Even in Baghdad, where he had previously felt safe, Longley started to sense the anger of locals. Eventually the situation became so dire that in October 2004 he left Baghdad for the north, and never returned. It was not just his own life that was at risk, but also those of the people with whom he collaborated. Allan Enwiyah, his translator on a short film he made in Iraq, was killed when the Christian Science Monitor correspondent he was working with was kidnapped.

When Longley edited Iraq in Fragments, it broke down along religious and ethnic lines. Even so, he stresses that he is not advocating splitting up the country.
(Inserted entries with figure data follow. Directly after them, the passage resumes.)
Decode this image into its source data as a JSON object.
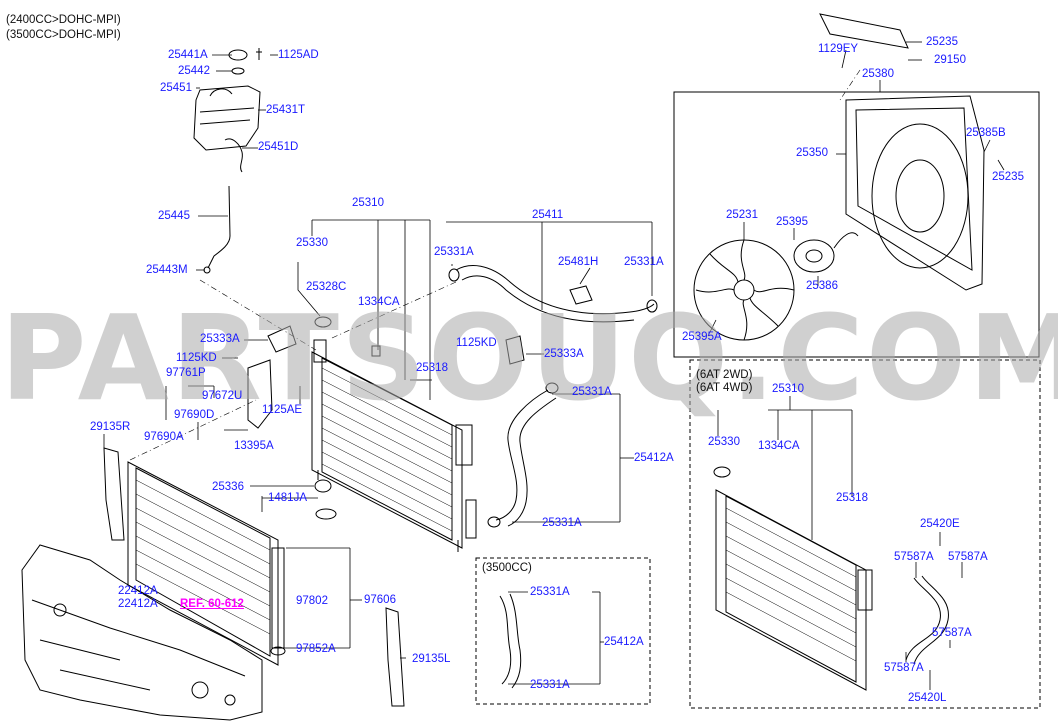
{
  "headers": {
    "engine_1": "(2400CC>DOHC-MPI)",
    "engine_2": "(3500CC>DOHC-MPI)",
    "box_3500": "(3500CC)",
    "box_6at_1": "(6AT 2WD)",
    "box_6at_2": "(6AT 4WD)"
  },
  "reference_link": "REF. 60-612",
  "watermark": "PARTSOUQ.COM",
  "labels": {
    "p25441A": "25441A",
    "p1125AD": "1125AD",
    "p25442": "25442",
    "p25451": "25451",
    "p25431T": "25431T",
    "p25451D": "25451D",
    "p25445": "25445",
    "p25443M": "25443M",
    "p25310": "25310",
    "p25330": "25330",
    "p25328C": "25328C",
    "p1334CA": "1334CA",
    "p25333A_l": "25333A",
    "p1125KD_l": "1125KD",
    "p97761P": "97761P",
    "p97672U": "97672U",
    "p97690D": "97690D",
    "p97690A": "97690A",
    "p1125AE": "1125AE",
    "p13395A": "13395A",
    "p25318": "25318",
    "p25411": "25411",
    "p25331A_t1": "25331A",
    "p25481H": "25481H",
    "p25331A_t2": "25331A",
    "p1125KD_r": "1125KD",
    "p25333A_r": "25333A",
    "p25331A_m1": "25331A",
    "p25412A": "25412A",
    "p25331A_m2": "25331A",
    "p25336": "25336",
    "p1481JA": "1481JA",
    "p29135R": "29135R",
    "p22412A_1": "22412A",
    "p22412A_2": "22412A",
    "p97802": "97802",
    "p97606": "97606",
    "p97852A": "97852A",
    "p29135L": "29135L",
    "p25331A_b1": "25331A",
    "p25412A_b": "25412A",
    "p25331A_b2": "25331A",
    "p25235_t": "25235",
    "p1129EY": "1129EY",
    "p29150": "29150",
    "p25380": "25380",
    "p25385B": "25385B",
    "p25350": "25350",
    "p25235_r": "25235",
    "p25231": "25231",
    "p25395": "25395",
    "p25386": "25386",
    "p25395A": "25395A",
    "p25310_r": "25310",
    "p25330_r": "25330",
    "p1334CA_r": "1334CA",
    "p25318_r": "25318",
    "p25420E": "25420E",
    "p57587A_1": "57587A",
    "p57587A_2": "57587A",
    "p57587A_3": "57587A",
    "p57587A_4": "57587A",
    "p25420L": "25420L"
  },
  "colors": {
    "label": "#1a1aff",
    "reference": "#ff00ff",
    "line": "#000000",
    "watermark": "#aaaaaa"
  }
}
"The fact is Iraqis have been living together for a very long time," he says. "They are capable of doing so again. I think a lot of what was done by the United States when they entered the country served to fan the flames of sectarian division and ethnic division, and allowed people to see it as their chance to gain power based on sects, based on ethnicity instead of encouraging them to develop a government based on actual political parties that had political platforms instead of dividing themselves by their religious affiliations."

Longley laughs when I ask him what should now happen. "I think the United States should leave the country and pay Iraq reparations, in the same way Iraq paid Kuwait reparations after they invaded them. But we all know that the United States is not going to do that so it's a moot point."